According to the most recent comprehensive report on staffing by the Modern Language Association and the Association of Departments of English, published in 2008, English lost 3,000 tenure-track positions from 1993 to 2004, roughly 10 percent of the total. Even that understates the case, since more than a third of the new tenurable hires have not been in traditional literary fields but in composition, rhetoric, theory, cultural studies, new media, and digital humanities. Combined with evidence of lowered public interest in reading traditional literature and plummeting enrollment in traditional English majors, many faculty members in traditional literary studies have engaged in a backlash discourse against the new or renascent fields, a “moral panic” in defense of traditional literary studies.
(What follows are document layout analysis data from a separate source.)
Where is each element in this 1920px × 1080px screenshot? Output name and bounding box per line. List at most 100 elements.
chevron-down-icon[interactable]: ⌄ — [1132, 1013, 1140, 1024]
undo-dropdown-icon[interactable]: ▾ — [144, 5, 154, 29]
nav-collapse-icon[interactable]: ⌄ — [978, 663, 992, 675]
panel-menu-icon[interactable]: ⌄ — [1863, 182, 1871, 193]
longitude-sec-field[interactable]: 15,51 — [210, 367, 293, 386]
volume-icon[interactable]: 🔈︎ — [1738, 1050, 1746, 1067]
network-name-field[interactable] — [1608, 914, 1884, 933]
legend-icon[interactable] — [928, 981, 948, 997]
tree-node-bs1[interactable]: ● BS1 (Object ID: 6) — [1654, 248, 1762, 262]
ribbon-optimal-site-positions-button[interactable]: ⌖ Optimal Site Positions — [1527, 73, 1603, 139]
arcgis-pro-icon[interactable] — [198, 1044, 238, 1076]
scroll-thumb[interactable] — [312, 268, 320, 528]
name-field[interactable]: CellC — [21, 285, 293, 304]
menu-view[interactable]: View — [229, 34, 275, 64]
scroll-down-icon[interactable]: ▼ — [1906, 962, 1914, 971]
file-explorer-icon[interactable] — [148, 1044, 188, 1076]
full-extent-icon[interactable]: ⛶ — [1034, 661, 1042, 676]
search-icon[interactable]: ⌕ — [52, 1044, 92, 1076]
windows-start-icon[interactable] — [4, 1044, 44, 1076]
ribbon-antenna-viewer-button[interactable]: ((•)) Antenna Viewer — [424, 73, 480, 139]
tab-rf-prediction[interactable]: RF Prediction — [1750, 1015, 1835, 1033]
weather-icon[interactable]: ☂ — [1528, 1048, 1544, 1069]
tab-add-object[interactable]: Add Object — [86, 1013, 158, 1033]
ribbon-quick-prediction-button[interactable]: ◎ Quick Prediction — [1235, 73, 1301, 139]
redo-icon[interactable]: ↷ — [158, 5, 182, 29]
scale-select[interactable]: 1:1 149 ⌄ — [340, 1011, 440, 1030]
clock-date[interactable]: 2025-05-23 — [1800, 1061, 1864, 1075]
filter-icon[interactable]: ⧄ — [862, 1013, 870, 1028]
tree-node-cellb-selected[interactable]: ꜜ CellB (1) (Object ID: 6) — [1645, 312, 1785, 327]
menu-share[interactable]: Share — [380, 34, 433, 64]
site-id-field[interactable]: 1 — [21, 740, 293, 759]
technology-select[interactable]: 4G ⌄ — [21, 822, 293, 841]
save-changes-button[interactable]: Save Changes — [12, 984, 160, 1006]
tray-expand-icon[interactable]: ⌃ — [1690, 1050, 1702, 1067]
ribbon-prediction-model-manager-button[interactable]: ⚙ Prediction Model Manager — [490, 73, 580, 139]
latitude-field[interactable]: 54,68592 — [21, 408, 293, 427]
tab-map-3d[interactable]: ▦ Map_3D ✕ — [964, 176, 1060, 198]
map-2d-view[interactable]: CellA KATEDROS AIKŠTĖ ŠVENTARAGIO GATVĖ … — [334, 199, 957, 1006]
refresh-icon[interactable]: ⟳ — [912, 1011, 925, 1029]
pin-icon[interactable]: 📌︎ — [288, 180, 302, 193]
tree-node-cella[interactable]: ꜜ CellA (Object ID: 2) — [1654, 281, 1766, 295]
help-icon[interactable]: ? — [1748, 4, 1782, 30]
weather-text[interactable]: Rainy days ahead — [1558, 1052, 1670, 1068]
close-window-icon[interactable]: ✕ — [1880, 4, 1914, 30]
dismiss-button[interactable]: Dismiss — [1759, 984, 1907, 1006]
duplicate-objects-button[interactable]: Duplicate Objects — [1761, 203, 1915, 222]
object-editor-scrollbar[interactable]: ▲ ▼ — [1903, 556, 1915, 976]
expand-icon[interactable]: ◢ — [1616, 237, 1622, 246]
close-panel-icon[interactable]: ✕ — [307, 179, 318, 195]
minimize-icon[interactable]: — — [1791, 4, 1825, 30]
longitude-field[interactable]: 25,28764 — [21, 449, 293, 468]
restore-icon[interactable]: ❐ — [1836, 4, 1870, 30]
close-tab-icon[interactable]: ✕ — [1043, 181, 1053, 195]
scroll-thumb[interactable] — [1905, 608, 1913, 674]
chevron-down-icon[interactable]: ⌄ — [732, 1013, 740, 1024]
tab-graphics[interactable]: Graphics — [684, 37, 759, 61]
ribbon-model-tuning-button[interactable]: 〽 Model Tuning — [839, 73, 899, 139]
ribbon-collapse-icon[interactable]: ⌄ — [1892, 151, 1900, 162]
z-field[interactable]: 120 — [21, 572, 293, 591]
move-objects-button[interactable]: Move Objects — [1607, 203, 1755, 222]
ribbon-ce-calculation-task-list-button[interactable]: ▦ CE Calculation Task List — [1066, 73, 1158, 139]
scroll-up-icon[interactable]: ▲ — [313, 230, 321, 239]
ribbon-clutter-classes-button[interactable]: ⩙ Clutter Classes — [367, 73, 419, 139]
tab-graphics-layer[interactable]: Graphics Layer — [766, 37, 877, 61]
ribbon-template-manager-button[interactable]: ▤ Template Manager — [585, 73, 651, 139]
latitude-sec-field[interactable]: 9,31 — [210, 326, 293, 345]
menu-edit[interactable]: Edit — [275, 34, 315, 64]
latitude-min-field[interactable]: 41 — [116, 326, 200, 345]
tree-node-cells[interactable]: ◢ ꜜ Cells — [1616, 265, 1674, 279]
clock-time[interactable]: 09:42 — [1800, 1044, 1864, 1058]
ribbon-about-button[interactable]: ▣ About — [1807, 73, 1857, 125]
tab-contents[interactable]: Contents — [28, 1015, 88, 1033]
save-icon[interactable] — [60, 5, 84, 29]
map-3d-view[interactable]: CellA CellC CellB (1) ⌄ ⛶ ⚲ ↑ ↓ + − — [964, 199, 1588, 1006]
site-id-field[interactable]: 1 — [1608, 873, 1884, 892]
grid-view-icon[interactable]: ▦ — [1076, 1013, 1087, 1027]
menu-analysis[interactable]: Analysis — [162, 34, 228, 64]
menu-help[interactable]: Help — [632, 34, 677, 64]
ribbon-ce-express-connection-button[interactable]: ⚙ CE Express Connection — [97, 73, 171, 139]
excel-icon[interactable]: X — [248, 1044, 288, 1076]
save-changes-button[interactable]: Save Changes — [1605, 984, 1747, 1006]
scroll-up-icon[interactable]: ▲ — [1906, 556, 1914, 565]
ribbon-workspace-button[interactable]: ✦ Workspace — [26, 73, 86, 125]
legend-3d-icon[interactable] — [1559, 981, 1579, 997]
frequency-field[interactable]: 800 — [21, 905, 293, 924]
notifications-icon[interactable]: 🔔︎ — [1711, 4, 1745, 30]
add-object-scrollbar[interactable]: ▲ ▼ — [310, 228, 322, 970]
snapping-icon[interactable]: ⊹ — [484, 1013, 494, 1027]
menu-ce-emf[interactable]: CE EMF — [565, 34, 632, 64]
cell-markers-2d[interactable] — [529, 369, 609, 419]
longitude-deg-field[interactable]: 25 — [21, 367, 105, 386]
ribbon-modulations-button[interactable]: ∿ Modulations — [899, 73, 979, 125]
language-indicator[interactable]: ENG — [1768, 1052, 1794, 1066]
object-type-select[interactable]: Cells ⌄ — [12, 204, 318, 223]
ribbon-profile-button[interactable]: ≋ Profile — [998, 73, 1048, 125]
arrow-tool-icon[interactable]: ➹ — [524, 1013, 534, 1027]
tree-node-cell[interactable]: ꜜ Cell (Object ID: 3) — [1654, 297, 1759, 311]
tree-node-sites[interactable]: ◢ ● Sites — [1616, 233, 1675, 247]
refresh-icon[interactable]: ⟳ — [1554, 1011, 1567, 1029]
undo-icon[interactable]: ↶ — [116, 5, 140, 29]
“The Moral Panic in Literary Studies,” Marc Bousquet
I think “moral panic” is a understatement. I’d say that a certain cadre of literary academics has been at war with rhetoric and composition for a long time now. In many schools, too, English departments– and literary scholarship– has been funded on the backs of poorly paid adjuncts– often women. This is one of those issues that no-one wants to say much about or to investigate because it could be so divisive. The last thing academics need is another ‘divide and conquer’ division. Yet I think it needs more discussion and investigation. I know, from long experience, that the ‘panic’ about rhetoric and composition, and new communication technologies, has kept people from getting tenure, for example. It would great to have a sense of how often this has happened.
The result, as I said at the outset, is a decision that substitutes judges’ understandings of how the political process works for the understanding of Congress; that fails to recognize the difference between influence resting upon public opinion and influence bought by money alone; that overturns key precedent; that creates huge loopholes in the law; and that undermines, perhaps devastates, what remains of campaign finance reform.
With respect, I dissent.
Justice Breyer, McCutcheon v. Federal Elections Commissiion (30).
This is an amazing document and worth reading despite the tangles of legal language. It ought to be known as “Right Wing Ideologue v. Common Sense” or “Right Wing Ideologue v. Democracy.” In presidential elections progressive people have often found themselves in a dilemma. We’d prefer to vote for a third party– Nader, or the Greens– if only to make a point or to help a third party build up a national voice. If you do, the story goes, you risk creating a Supreme Court that will undermine reform for a generation.
The lesser of two evils argument works for a lot of people but some find it specious. Yet electing Bush twice seems to have made the dire predictions come true. Ironically, Chief Justice Roberts’ arguments, as Justice Breyer notes, amount to exactly the sort of “judicial activism” so often decried by right-wing critics. Justice Roberts’ arguments are perfectly Orwellian, contending that too much democracy– limits on money in politics set by Congress– is not enough democracy, that is, a limit on freedom of speech.
The core message of this enormous and enormously important book can be delivered in a few lines: Left to its own devices, wealth inevitably tends to concentrate in capitalist economies. There is no “natural” mechanism inherent in the structure of such economies for inhibiting, much less reversing, that tendency. Only crises like war and depression, or political interventions like taxation (which, to the upper classes, would be a crisis), can do the trick. And Thomas Piketty has two centuries of data to prove his point.
“The Top of the World,” Doug Henwood
Here’s a breath of fresh air, to wash that bourgeois economics right out of your hair. I mean Doug Henwood’s review, not the book, which I haven’t read yet. After centuries of capitalism and several rounds of redistribution you’d think that this simple idea would be a part of our collective common sense. Maybe it soon will be, at least for a time, before the great obfuscation forces work their magic once again.